The consensus is that NYS one day will legalize recreational marijuana — but is it a good thing?
By Eva Briggs
A few days before writing this column, I attended the annual toxicology teaching day at Upstate University Hospital. One of the interesting presentations was a point/counterpoint discussion about legalizing cannabis.
Both speakers presented interesting viewpoints. Their final consensus was that New York will probably someday join the 10 other states with legalized recreational marijuana, so it’s a good idea to know the pros and cons.

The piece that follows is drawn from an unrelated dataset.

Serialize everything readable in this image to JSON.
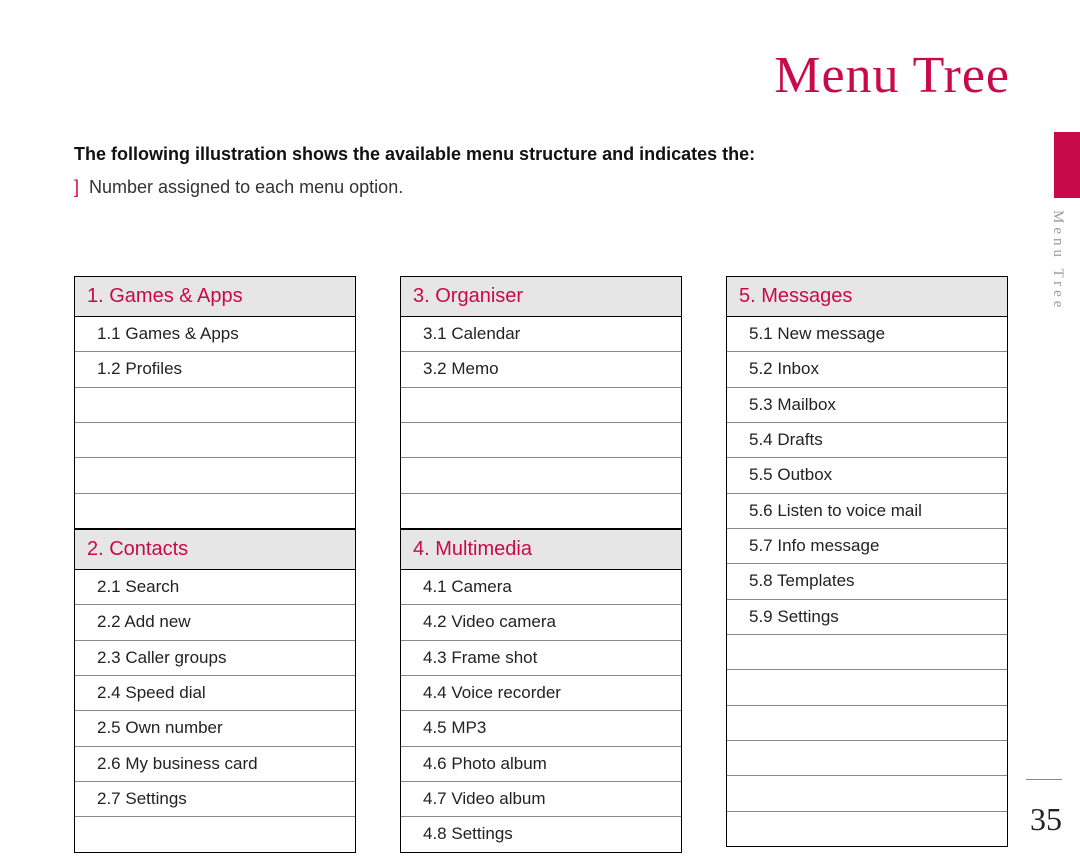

One basic principle of toxicology is that for any substance, be it food, drug or supplement, is that dose makes the poison. For example, take water. It is essential to drink water but too much water dilutes the bloodstream, causing imbalance in electrolytes. The result is confusion, disorientation, heart rhythm abnormalities and seizures. In the worst-case scenario, water intoxication can kill you.
Here are some points of caution regarding cannabis. It’s been touted as a remedy for pain and nausea. Studies haven’t demonstrated an effect in acute pain. There might be some effect on chronic pain and nausea, but existing medications are more effective.
Some reports link cannabis to heart problems. There have been reports of heart rhythm disturbances such as atrial fibrillation. Cannabis may possibly damage the heart muscle, causing diseases such as cardiomyopathy and myocarditis. There have also been cases of heart attacks that may be linked to cannabis use.
Smoking marijuana has been associated with pneumothorax, a collapsed lung. It seems to cause a fourfold increased risk for lung cancer.
And what about psychiatric problems? There is no evidence that cannabis causes new serious psychiatric diseases such as schizophrenia. It might make mood disorders, such as depression, worse.
A recent study showed that cannabis affects thinking ability in teenagers. Cannabis use affected memory, reasoning and the ability to control inhibitions.
Marijuana use is associated with traumatic injury caused by impaired driving. About 50 percent of people who drive while high have also been using alcohol.
Cannabis slows reaction time, impairs the ability to remain in the correct lane and decreases attention. But there isn’t any Breathalyzer test for marijuana as there is with alcohol. Further, blood levels of cannabis don’t necessarily correlate with degree of impairment.
There’s also the cannabis hyperemesis syndrome. Some long-term heavy marijuana users develop cyclical episodes of vomiting, producing severe dehydration.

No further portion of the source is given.